ANKARA – Ecumenical Patriarch Bartholomew of the Orthodox Church recently said on American TV that he feels “crucified” in Turkey, upsetting many Turks.   Sadly, his Holiness is right.   Yet his complaint is not with Islam but with the secular Turkish Republic.

The Turkish state has kept the Halki Seminary, the only institution able to train Orthodox priests, closed since 1971. Even the Patriarch’s title “ecumenical” is lashed out at by some Turkish authorities and their nationalist supporters. Every year, international reports on religious freedom point to such pressures on the Patriarchate with concern, and they are right to do so.   But why does Turkey do all this? What is the source of the problem?

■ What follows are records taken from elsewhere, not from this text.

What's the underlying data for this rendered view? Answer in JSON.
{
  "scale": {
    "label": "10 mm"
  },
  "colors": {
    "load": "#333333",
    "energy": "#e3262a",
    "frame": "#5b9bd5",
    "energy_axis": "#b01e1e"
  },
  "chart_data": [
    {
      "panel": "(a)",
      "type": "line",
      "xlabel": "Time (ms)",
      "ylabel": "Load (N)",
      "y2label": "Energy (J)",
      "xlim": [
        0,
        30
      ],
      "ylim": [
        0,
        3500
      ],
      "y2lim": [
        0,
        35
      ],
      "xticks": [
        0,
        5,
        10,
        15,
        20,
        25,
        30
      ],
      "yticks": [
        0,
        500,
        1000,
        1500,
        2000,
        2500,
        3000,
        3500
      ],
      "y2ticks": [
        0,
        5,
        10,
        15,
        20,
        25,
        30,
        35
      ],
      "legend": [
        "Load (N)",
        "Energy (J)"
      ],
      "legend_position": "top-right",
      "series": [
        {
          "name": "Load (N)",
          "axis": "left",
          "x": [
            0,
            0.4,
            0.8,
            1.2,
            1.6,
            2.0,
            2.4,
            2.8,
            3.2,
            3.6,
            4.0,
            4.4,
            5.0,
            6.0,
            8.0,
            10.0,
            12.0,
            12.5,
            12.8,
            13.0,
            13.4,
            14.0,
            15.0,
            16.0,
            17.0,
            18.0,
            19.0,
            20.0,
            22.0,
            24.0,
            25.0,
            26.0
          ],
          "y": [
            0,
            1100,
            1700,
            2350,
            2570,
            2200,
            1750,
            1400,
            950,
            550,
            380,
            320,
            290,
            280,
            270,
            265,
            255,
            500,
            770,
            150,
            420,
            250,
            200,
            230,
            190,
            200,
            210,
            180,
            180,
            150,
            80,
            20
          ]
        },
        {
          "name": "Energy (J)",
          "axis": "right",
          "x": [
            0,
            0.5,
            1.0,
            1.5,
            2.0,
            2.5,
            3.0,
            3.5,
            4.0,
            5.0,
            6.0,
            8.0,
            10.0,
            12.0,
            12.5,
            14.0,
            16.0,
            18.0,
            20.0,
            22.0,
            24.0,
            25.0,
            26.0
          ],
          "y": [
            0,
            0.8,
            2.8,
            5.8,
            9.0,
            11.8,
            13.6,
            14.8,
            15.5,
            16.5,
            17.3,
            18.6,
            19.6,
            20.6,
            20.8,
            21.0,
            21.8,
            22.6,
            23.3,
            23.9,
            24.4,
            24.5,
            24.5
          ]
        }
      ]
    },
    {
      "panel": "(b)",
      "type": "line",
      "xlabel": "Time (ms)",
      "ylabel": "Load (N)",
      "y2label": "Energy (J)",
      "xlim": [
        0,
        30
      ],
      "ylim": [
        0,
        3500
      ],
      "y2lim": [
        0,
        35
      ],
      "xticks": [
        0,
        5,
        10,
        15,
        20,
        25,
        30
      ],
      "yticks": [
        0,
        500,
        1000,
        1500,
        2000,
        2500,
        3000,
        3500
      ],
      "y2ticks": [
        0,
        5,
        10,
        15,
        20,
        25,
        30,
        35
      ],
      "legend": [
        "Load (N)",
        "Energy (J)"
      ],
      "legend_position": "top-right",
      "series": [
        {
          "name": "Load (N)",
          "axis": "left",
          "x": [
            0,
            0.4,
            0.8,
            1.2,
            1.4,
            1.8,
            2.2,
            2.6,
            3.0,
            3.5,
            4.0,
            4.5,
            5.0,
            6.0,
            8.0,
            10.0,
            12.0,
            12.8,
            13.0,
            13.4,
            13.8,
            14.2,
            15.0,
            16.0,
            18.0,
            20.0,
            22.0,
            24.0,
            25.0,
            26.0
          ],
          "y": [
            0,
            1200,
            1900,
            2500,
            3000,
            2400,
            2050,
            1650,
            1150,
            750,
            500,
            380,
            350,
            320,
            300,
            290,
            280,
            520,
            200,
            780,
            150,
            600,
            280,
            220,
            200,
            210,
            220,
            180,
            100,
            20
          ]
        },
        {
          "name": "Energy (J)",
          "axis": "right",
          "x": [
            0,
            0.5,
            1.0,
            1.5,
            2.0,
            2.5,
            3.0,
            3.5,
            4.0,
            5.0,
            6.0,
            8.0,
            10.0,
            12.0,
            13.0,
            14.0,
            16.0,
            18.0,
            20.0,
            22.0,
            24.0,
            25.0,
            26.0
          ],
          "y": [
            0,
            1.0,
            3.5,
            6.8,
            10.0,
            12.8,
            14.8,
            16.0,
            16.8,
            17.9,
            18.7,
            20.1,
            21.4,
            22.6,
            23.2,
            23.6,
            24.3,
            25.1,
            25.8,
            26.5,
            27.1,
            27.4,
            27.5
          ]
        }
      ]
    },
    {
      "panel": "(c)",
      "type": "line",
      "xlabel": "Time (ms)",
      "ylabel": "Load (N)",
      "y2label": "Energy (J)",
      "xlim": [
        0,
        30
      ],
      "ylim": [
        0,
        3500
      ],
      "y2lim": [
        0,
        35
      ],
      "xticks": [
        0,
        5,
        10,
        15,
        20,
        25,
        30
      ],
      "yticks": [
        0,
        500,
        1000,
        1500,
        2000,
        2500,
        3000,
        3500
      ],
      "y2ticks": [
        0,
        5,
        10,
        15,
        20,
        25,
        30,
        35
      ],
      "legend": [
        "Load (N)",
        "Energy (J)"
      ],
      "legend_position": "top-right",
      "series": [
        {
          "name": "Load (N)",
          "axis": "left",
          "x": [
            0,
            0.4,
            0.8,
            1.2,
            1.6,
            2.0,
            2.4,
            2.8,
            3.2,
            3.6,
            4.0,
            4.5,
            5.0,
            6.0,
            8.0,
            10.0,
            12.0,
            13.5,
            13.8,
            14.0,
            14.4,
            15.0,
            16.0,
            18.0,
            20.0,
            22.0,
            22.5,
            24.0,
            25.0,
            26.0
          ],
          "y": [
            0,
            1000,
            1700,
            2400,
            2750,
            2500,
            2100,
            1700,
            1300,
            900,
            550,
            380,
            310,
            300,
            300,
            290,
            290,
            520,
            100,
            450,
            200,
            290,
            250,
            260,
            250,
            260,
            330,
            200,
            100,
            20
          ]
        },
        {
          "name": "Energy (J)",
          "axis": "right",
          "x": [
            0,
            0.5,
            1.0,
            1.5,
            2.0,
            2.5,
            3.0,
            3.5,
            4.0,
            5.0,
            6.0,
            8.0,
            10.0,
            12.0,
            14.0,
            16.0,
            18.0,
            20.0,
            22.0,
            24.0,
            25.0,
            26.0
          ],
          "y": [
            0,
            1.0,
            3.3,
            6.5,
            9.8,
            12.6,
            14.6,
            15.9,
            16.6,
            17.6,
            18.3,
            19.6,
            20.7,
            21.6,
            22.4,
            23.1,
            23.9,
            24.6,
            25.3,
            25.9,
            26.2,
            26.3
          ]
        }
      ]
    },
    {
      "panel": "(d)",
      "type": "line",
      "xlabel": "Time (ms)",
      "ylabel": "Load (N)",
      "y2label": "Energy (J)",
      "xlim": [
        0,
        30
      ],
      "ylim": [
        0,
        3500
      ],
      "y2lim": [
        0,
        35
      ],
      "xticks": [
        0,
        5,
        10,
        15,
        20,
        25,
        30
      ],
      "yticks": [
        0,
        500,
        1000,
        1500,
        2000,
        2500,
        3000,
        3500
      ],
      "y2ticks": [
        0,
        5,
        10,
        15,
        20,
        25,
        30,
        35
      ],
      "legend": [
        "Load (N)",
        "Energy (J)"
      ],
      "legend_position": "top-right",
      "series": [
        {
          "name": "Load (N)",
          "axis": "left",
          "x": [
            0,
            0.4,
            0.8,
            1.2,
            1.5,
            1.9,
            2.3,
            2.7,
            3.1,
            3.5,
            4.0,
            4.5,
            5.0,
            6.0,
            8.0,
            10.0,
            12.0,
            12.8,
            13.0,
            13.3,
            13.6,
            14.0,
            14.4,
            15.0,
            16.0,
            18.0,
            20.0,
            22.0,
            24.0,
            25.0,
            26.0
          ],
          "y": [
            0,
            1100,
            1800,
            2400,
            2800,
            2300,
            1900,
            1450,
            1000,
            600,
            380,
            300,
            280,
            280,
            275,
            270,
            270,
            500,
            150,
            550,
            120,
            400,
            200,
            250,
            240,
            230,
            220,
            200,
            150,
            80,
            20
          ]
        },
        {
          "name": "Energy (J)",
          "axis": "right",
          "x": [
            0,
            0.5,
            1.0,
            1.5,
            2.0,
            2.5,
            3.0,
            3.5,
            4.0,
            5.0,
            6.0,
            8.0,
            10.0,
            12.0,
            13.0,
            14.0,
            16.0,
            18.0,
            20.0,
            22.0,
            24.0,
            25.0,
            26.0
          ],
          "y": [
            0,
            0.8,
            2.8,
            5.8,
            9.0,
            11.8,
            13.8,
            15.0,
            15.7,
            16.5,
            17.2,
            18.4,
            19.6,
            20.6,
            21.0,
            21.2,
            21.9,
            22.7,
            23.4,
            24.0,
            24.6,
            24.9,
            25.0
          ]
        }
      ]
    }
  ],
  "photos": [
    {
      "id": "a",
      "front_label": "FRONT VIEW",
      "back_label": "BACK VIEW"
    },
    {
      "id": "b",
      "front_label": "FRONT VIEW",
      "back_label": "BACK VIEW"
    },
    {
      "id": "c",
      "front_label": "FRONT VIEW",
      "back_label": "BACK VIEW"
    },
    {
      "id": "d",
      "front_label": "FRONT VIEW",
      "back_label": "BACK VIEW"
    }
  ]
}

Things were better long ago. The first Turkish ruler to reign over the Ecumenical Patriarchate was Mehmed II, the Ottoman Sultan who conquered Constantinople in 1453. In line with the Islamic tradition of accepting the “People of the Book,” the young sultan granted amnesty to the patriarchate. He also gave the institution many privileges and authorities, no less than that which existed under the Byzantine emperors. Armenians and Jews later enjoyed the same autonomies.

In the 19th century, the non-Muslim peoples of the empire also achieved the rights of equal citizenship with Muslims. That’s why the late Ottoman bureaucracy and the Ottoman Parliament included a great number of Greeks, Armenians and Jews — something you never see in republican Turkey. The Halki Seminary, opened in 1844, is a relic from that bygone age of pluralism.